C. Adie, M. J. Ball, Rev C. M. Broun, C. O. Butcher, D. A. H. Byatt, Mrs M. P. Craine, R. Dean, C. M. Draper, P. S. Elliott, F. D. Gardiner, J. A. Gill, B. Greer, D. V. Harry, A. Hodgson, P. Holtby, E. M. Hornby, C. L. Jones, R. E. Kimmons, A. Lawrie, L. May, D. P. M. Michael, T. N. Nesbitt, F. R. Palmer, Mrs A. G. Phillips, Miss I. M. Raab, C. P. Rea, A. Rivlin, L. G. D. Sanders, T. E. Sanders, Mrs B. Simmonds, M. C. Souster, Brig R. F. E. Stoney, J. G. Stubbs, R. C. Teuton, L. E. Thomas, J. R. Tozer, J. Treleaven, M. A. Vernon, A. J. Wardrop, Dr E. Young.
It was cruel luck, not malicious perversity, that led me to include TUTELAR in a misprints puzzle of all things. To those who are still mystified and suspect me of foul play I must explain that the first impression of the 1972 Edition of Chambers defines TUTELAR as ‘projecting’ instead of ‘protecting’, a misprint which was soon spotted and corrected in subsequent revised impressions. I should have spotted it too, of course. The word is not an obscure one and its correct meaning should have been obvious. My failure to notice the error I can only apologise for. It underlines the danger of regarding Chambers, or any other dictionary come to that, as holy writ. Luckily most solvers either saw at once what I had done or (probably because their edition of C was the same as mine) were blissfully ignorant of the howler. However if I occasionally make a mistake in a puzzle I very seldom make two. Quite a number of you failed to solve the misprinted clue to RESORT correctly (‘Apple turning reddish right round’), saw it as a straight clue to RENNET and then accused me of getting the balance of mis-printed and non-misprinted clues wrong in the downs. I admit that RENNET will almost do as a solution to the clue read as non-misprinted, though tenné is surely more brownish than reddish, but I had no choice but to disqualify the culprits.

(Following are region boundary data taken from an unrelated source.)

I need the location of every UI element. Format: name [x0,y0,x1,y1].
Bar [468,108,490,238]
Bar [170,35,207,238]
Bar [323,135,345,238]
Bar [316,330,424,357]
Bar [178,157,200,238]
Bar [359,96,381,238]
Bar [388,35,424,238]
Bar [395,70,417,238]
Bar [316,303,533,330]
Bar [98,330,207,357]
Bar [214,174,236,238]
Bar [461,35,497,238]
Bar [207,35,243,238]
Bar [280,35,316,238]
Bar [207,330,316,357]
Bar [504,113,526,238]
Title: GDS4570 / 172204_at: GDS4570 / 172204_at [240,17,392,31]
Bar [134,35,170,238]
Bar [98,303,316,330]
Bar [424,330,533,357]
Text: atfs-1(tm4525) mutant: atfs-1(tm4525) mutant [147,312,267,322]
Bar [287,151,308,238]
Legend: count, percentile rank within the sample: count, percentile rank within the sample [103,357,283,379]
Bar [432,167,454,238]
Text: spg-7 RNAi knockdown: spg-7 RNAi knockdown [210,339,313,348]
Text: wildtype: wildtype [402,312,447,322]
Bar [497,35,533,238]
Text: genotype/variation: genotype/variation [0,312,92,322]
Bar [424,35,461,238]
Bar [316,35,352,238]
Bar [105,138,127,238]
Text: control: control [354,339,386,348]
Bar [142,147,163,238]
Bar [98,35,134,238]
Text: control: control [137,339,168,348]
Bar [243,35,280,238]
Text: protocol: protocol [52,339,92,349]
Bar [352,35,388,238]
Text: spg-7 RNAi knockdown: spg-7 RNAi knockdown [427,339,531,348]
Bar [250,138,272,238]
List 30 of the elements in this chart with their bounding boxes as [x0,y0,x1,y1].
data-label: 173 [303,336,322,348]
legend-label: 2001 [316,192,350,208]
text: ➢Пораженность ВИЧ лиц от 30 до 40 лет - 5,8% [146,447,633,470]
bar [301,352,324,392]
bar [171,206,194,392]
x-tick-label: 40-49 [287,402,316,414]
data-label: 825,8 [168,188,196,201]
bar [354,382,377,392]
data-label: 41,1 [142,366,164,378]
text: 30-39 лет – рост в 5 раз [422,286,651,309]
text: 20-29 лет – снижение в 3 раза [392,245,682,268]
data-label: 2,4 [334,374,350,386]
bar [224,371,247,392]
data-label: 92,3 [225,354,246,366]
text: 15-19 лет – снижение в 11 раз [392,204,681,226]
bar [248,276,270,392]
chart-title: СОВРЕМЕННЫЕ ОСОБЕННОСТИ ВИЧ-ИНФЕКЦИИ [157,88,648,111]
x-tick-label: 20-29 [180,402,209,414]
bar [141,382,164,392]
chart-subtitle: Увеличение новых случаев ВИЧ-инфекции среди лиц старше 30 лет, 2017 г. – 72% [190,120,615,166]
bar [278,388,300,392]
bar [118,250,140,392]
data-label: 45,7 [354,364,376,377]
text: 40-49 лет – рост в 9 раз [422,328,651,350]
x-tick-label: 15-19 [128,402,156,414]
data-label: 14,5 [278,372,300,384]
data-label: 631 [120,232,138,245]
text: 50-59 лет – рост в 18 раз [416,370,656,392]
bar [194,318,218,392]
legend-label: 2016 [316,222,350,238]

And to forestall any protest, I do accept rt. as an equivalent abbreviation for ‘right’ even though it isn’t in C tout simple. Most other dictionaries (e.g. the Concise Oxford Dictionary) give it.
Partly, I expect, because of these unintended complications but partly also because misprints puzzles are always on the tough side, there were just 245 entries, roughly 40 of them incorrect (mostly over RESORT/RENNET or even in a few inexplicable cases RUSSET). Clues however were well up to scratch as I think the list above testifies. A few competitors introduced capitals into their misprinted words in addition to changing a letter (e.g. France for fiancé, Spain for swain). I didn’t disqualify anyone for this but tended to favour those who worded clues in such a way that the word in question came at the beginning where it would have a capital in any case. In which context it’s worth sounding again my regular note of warning to those who submit clues entirely in capital letters. It certainly makes for greater legibility (messy scribblers, please note!) but occasionally disguises a proper name which has to be read with a lower-case initial to give sense to the clue, and whereas I accept the reverse process (capital for lower-case initial) as passable 1 do not accept the gratuitous demotion of proper names for the sake of the rest of the clue.
Yes, it was a difficult puzzle and yes, I think misprints puzzles should contain fewer unches than average. But this one did – 48 to be exact. Ximenes always reckoned there would be any number between 40 and 70 in a standard 36-word grid.